= Gabriel Montoya =

French physician, singer and lyricist (1868–1914)

Gabriel Montoya (20 October 1868, in Alès – 7 October 1914, in Castres) was a French singer, chansonnier and lyricist. The son of a pharmacist, Joseph-Henri-Victor Montoya and Noémie-
Victoire Coste, he studied medicine in Lyon. After a trip to the West Indies in 1893, he settled in Paris where he enrolled in 1899 at the university and graduated a physician. An enthusiastic amateur singer, he joined up at night in coffee houses, where he attracted Rodolphe Salis's attention who engaged him (for free) at Le Chat Noir in Montmartre. In 1902, he toured with the troupe led by Yvette Guilbert, "Monmartre en ballade in Berlin".

In Paris, he became a famous singer. His lyrics were set to music by composers such as Paul Paray, Gaston Maquis, Yann Nibor, Marie Krysinda and Edmond Missa. In addition, he also wrote numerous plays that were seldom performed.

In 1907 and 1908, he recorded a dozen songs for the recording company Association phonique des grands artistes, including Les Veuves du Luxembourg and Mimi (music by Gaston Maquis).

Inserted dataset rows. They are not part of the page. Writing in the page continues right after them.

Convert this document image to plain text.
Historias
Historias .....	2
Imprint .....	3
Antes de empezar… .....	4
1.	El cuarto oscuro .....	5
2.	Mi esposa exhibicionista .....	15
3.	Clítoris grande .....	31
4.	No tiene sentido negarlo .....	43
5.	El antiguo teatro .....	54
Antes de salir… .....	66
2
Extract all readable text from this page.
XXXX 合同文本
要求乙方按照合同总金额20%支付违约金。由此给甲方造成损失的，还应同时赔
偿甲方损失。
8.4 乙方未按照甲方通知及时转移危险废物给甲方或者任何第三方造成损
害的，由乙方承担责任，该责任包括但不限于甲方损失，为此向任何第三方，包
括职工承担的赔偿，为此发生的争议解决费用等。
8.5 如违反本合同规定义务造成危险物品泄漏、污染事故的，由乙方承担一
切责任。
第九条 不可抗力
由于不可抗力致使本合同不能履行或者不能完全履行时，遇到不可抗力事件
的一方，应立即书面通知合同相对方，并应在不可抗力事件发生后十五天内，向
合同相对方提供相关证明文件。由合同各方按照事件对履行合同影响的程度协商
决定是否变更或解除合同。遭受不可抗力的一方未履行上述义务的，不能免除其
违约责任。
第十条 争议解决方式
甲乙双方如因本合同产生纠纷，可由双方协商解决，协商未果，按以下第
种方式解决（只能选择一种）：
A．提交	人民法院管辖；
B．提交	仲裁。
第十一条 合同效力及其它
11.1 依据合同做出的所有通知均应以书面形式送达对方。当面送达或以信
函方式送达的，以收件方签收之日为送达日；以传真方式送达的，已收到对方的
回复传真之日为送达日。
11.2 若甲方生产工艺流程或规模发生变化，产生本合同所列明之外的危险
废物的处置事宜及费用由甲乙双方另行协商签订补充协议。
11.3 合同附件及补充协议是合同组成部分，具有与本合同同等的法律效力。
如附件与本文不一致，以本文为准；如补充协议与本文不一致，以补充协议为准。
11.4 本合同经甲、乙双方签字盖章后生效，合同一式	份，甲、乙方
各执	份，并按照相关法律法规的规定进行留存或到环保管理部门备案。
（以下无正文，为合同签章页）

Following the closure of Le Chat Noir he became director of the Cabaret des Quat'z'Arts in 1910. In 1914 he was killed aged 45 in a bicycle accident on the road leading from Dax to Castres.

== Bibliography ==
- Chantal Brunschwig, Louis-Jean Calvet, Jean-Claude Klein, Cent ans de chanson française, Seuil, 1972 (1st ed.) ; ré-éd. poche (coll. Points actuels), 1981 ISBN 2-02-00-2915-4
- Christian Zwarg, Firmendiscographine (catalogues phonographiques, formats XL loadables)
- Léon de Bercy, Montmartre et ses chansonniers - Paris 1902.
- Bertrand Millanvoye, Anthologie des poètes de Montmartre - Paris 1909.
- Henri Fursy, Mon petit bonhomme de chemin - Paris 1928.
- Pascal Pia, Bouquet poétique des Médecins, Chirurgiens, Dentistes et Apothicaires - Paris - Collection de l'Ecritoire - 1933.